查询 Azure 表中最新项目的最快方法?
我有一个 Azure 表,客户在其中发布消息,单个表中可能有数百万条消息。我想找到获取最近 10 分钟内发布的消息的最快方法(这是我刷新网页的频率)。由于只有分区键被索引,所以我考虑了使用日期和日期的想法。消息作为分区键发布的时间,例如 ISO8601 日期格式的字符串,如“2009-06-15T13:45:30.0900000”
示例伪代码:
var message = "Hello word!";
var messagePartitionKey = DateTime.Now.ToString("o");
var messageEntity = new MessageEntity(messagePartitionKey, message);
dataSource.Insert(messageEntity);
,然后像这样查询过去 10 分钟内发布的消息(再次未经测试的伪代码):
// Get the date and time 10 minutes ago
var tenMinutesAgo = DateTime.Now.Subtract(new TimeSpan(0, 10, 0)).ToString("o");
// Query for the latest messages
var latestMessages = (from t in
context.Messages
where t.PartitionKey.CompareTo(tenMinutesAgo) <= 0
select t
)
但这会被索引很好地接受吗?还是会导致全表扫描?有人有更好的主意吗?我知道每个表项上都有一个时间戳,但它没有索引,所以对于我的目的来说它太慢了。
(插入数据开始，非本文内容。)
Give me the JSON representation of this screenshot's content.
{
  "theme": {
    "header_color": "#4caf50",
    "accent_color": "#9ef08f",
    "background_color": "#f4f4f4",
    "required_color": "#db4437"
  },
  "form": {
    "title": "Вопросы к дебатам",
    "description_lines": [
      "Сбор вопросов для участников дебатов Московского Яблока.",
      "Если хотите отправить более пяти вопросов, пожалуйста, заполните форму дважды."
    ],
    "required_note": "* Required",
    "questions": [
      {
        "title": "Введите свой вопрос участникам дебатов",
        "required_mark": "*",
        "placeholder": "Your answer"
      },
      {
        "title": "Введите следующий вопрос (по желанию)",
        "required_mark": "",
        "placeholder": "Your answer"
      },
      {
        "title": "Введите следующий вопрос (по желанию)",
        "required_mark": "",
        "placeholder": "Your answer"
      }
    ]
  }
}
I have a Azure table where customers post messages, there may be millions of messages in a single table. I want to find the fastest way of getting the messages posted within the last 10 minutes (which is how often I refresh the web page). Since only the partition key is indexed I have played with the idea of using the date & time the message was posted as a partition key, for example a string as a ISO8601 date format like "2009-06-15T13:45:30.0900000"
Example pseudo code:
var message = "Hello word!";
var messagePartitionKey = DateTime.Now.ToString("o");
var messageEntity = new MessageEntity(messagePartitionKey, message);
dataSource.Insert(messageEntity);
, and then query for the messages posted within the last 10 minutes like this (untested pseudo code again):
// Get the date and time 10 minutes ago
var tenMinutesAgo = DateTime.Now.Subtract(new TimeSpan(0, 10, 0)).ToString("o");
// Query for the latest messages
var latestMessages = (from t in
context.Messages
where t.PartitionKey.CompareTo(tenMinutesAgo) <= 0
select t
)
But will this be taken well by the index? Or will it cause a full table scan? Anyone have a better idea of doing this? I know there is a timestamp on each table item, but it is not indexed so it will be too slow for my purpose.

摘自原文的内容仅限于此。